Não é fácil, não, espinho no pé, cair o picolé e a cara de Seu Zé.
Filho doente, cerveja quente e a cara da gente.
Pular daquele rochedo, engolir calado e sentir que tem medo.
Ter que dizer Não, ver uma agressão e o resultado da eleição.
Não é mole, não, irmão, sentir saudade, ver tanta maldade e violência na cidade.
A viagem de volta, segurar a revolta e abrir a comporta.
Pedir guarida, a viagem de ida e essa vida.
Café frio, olhar absorto e passarinho morto.
Lidar com o “cidadão de bem”, com o desdém e ter que dizer Amém.
É difícil, irmão engolir o óbvio, dispensar o necessário e entender o vário.

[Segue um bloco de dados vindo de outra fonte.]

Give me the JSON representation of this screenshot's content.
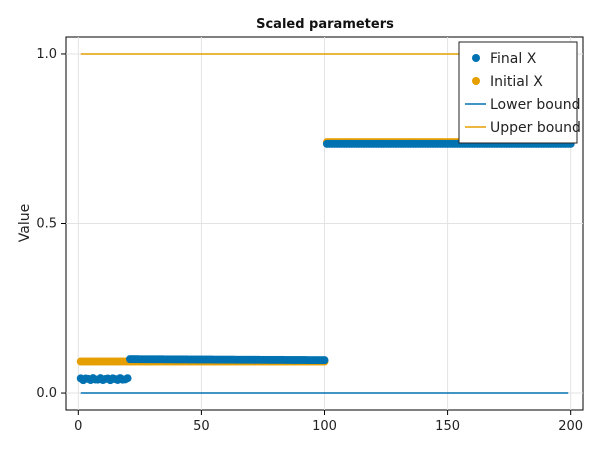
{
  "chart_data": {
    "type": "scatter",
    "title": "Scaled parameters",
    "xlabel": "",
    "ylabel": "Value",
    "xlim": [
      -5,
      205
    ],
    "ylim": [
      -0.05,
      1.05
    ],
    "xticks": [
      0,
      50,
      100,
      150,
      200
    ],
    "xtick_labels": [
      "0",
      "50",
      "100",
      "150",
      "200"
    ],
    "yticks": [
      0.0,
      0.5,
      1.0
    ],
    "ytick_labels": [
      "0.0",
      "0.5",
      "1.0"
    ],
    "grid": true,
    "legend_position": "top-right",
    "series": [
      {
        "name": "Final X",
        "kind": "scatter",
        "color": "#0072b2",
        "x_ranges": [
          {
            "from": 1,
            "to": 20,
            "y": 0.041,
            "jitter": 0.003
          },
          {
            "from": 21,
            "to": 100,
            "y_start": 0.1,
            "y_end": 0.097
          },
          {
            "from": 101,
            "to": 200,
            "y": 0.735
          }
        ]
      },
      {
        "name": "Initial X",
        "kind": "scatter",
        "color": "#e69f00",
        "x_ranges": [
          {
            "from": 1,
            "to": 100,
            "y": 0.093
          },
          {
            "from": 101,
            "to": 200,
            "y": 0.74
          }
        ]
      },
      {
        "name": "Lower bound",
        "kind": "line",
        "color": "#0072b2",
        "segments": [
          {
            "x": [
              1,
              199
            ],
            "y": [
              0.0,
              0.0
            ]
          },
          {
            "x": [
              101,
              199
            ],
            "y": [
              0.73,
              0.73
            ]
          }
        ]
      },
      {
        "name": "Upper bound",
        "kind": "line",
        "color": "#e69f00",
        "segments": [
          {
            "x": [
              1,
              199
            ],
            "y": [
              1.0,
              1.0
            ]
          }
        ]
      }
    ]
  }
}
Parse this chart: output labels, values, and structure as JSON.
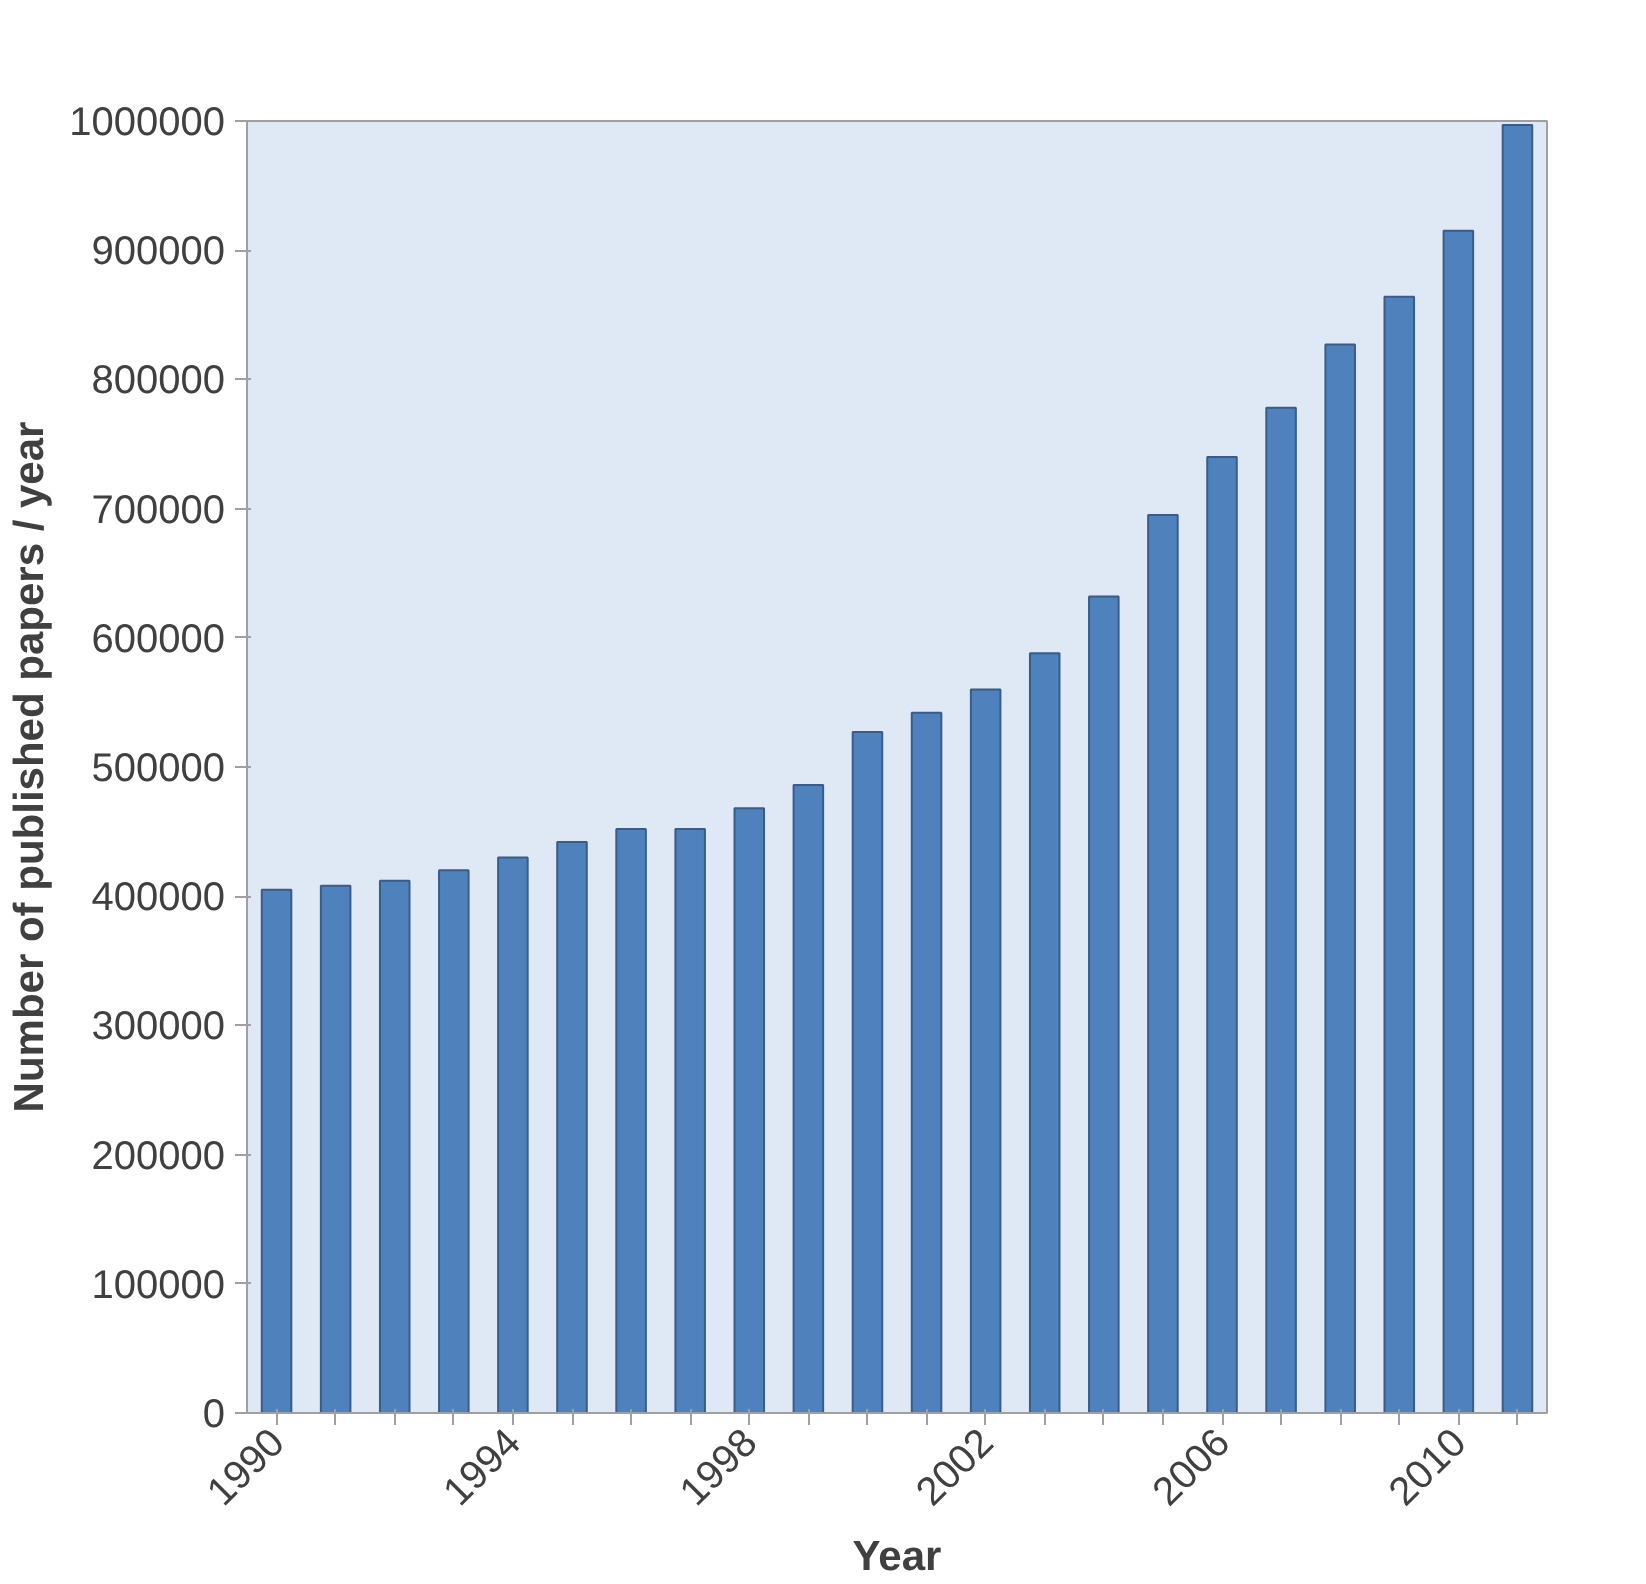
{
  "chart_data": {
    "type": "bar",
    "xlabel": "Year",
    "ylabel": "Number of published papers / year",
    "categories": [
      "1990",
      null,
      null,
      null,
      "1994",
      null,
      null,
      null,
      "1998",
      null,
      null,
      null,
      "2002",
      null,
      null,
      null,
      "2006",
      null,
      null,
      null,
      "2010",
      null
    ],
    "values": [
      405000,
      408000,
      412000,
      420000,
      430000,
      442000,
      452000,
      452000,
      468000,
      486000,
      527000,
      542000,
      560000,
      588000,
      632000,
      695000,
      740000,
      778000,
      827000,
      864000,
      915000,
      997000
    ],
    "color": "#4f81bd",
    "ylim": [
      0,
      1000000
    ],
    "yticks": [
      0,
      100000,
      200000,
      300000,
      400000,
      500000,
      600000,
      700000,
      800000,
      900000,
      1000000
    ],
    "grid": false
  }
}
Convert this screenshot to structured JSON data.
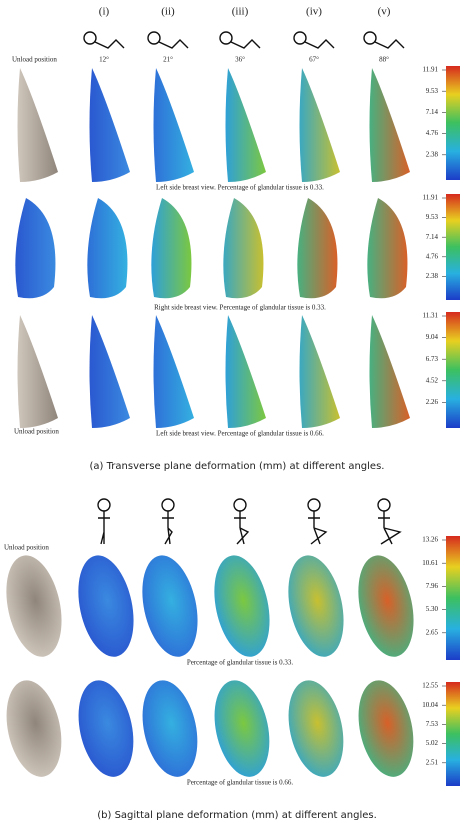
{
  "panels": [
    {
      "caption": "(a) Transverse plane deformation (mm) at different angles.",
      "column_labels": [
        "(i)",
        "(ii)",
        "(iii)",
        "(iv)",
        "(v)"
      ],
      "angles": [
        "12°",
        "21°",
        "36°",
        "67°",
        "88°"
      ],
      "unload_label": "Unload position",
      "rows": [
        {
          "caption": "Left side breast view. Percentage of glandular tissue is 0.33.",
          "colorbar": [
            "11.91",
            "9.53",
            "7.14",
            "4.76",
            "2.38"
          ]
        },
        {
          "caption": "Right side breast view. Percentage of glandular tissue is 0.33.",
          "colorbar": [
            "11.91",
            "9.53",
            "7.14",
            "4.76",
            "2.38"
          ]
        },
        {
          "caption": "Left side breast view. Percentage of glandular tissue is 0.66.",
          "colorbar": [
            "11.31",
            "9.04",
            "6.73",
            "4.52",
            "2.26"
          ]
        }
      ],
      "bottom_unload_label": "Unload position"
    },
    {
      "caption": "(b) Sagittal plane deformation (mm) at different angles.",
      "unload_label": "Unload position",
      "rows": [
        {
          "caption": "Percentage of glandular tissue is 0.33.",
          "colorbar": [
            "13.26",
            "10.61",
            "7.96",
            "5.30",
            "2.65"
          ]
        },
        {
          "caption": "Percentage of glandular tissue is 0.66.",
          "colorbar": [
            "12.55",
            "10.04",
            "7.53",
            "5.02",
            "2.51"
          ]
        }
      ]
    }
  ]
}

Televisão quebrada, entupiram a privada e o silêncio da madrugada.
Não é fácil, não, já dizia minha tia, engolir problema é soprar poesia.
Joelho inchado, o vizinho do lado, carro quebrado e IPVA vencido.
Não é mole, não, dor de barriga no meio da rua, aposta ganha não foi a sua e a verdade nua e crua.
Peido no Elevador Lacerda lotado, sanitário de barzinho e ver destruído um ninho.
Não é fácil, não, irmão: acreditar que Maria vai voltar, que aquela coisa vai mudar, que esse mundo tem jeito, que vai imperar o respeito, que vamos melhorar cantando Belchior e que iremos desta para melhor.
(Veja crônicas anteriores em leiamaisba.com.br)
MEU “VELHO CHICO”!
Dizem que ele tem 523 anos desde que um tal de Américo Vespúcio e sua turma de exploradores gananciosos depravados o viram em sua foz e lhe “batizaram” de São Francisco em homenagem ao santo. Isso não passa de uma grande mentira porque ele tem milênios de anos desde que nasceu lá nos Gerais, na Serra da Canastra, e era conhecido como Oporá (rio-mar) pelos índios. O Vespúcio não batizou coisa nenhuma. No entanto, não é disso que quero falar. É que sempre que visito o meu “Velho Chico”, sinto-me na obrigação de fazer um registro depois de lhe pedir a benção. Após aquele estrago todo há uns oito anos, aparentemente ele vai bem com suas águas banhando as margens e sustentando os ribeirinhos. As embarcações navegam pra lá e pra cá cheias de gente que apreciam suas belezas naturais. Os empresários das frutas só querem saber de irrigar suas plantações com suas águas. Acontece que, de lá para cá, depois da seca rigorosa que o castigou severamente, ninguém fala mais em revitalizá-lo. Continuam jogando esgotos em seu leito sujo, como ocorre em Juazeiro, que se transformou na capital das muriçocas. O homem é um animal perverso e irracional quando se trata de preservar o meio ambiente. O negócio é só retirar e nada de retribuir. É um tremendo ingrato e burro, sem contar que é um desmemoriado e destruidor de si mesmo. Mais uma vez, a benção, meu “Velho Chico”, e perdoe seus algozes, se for possível!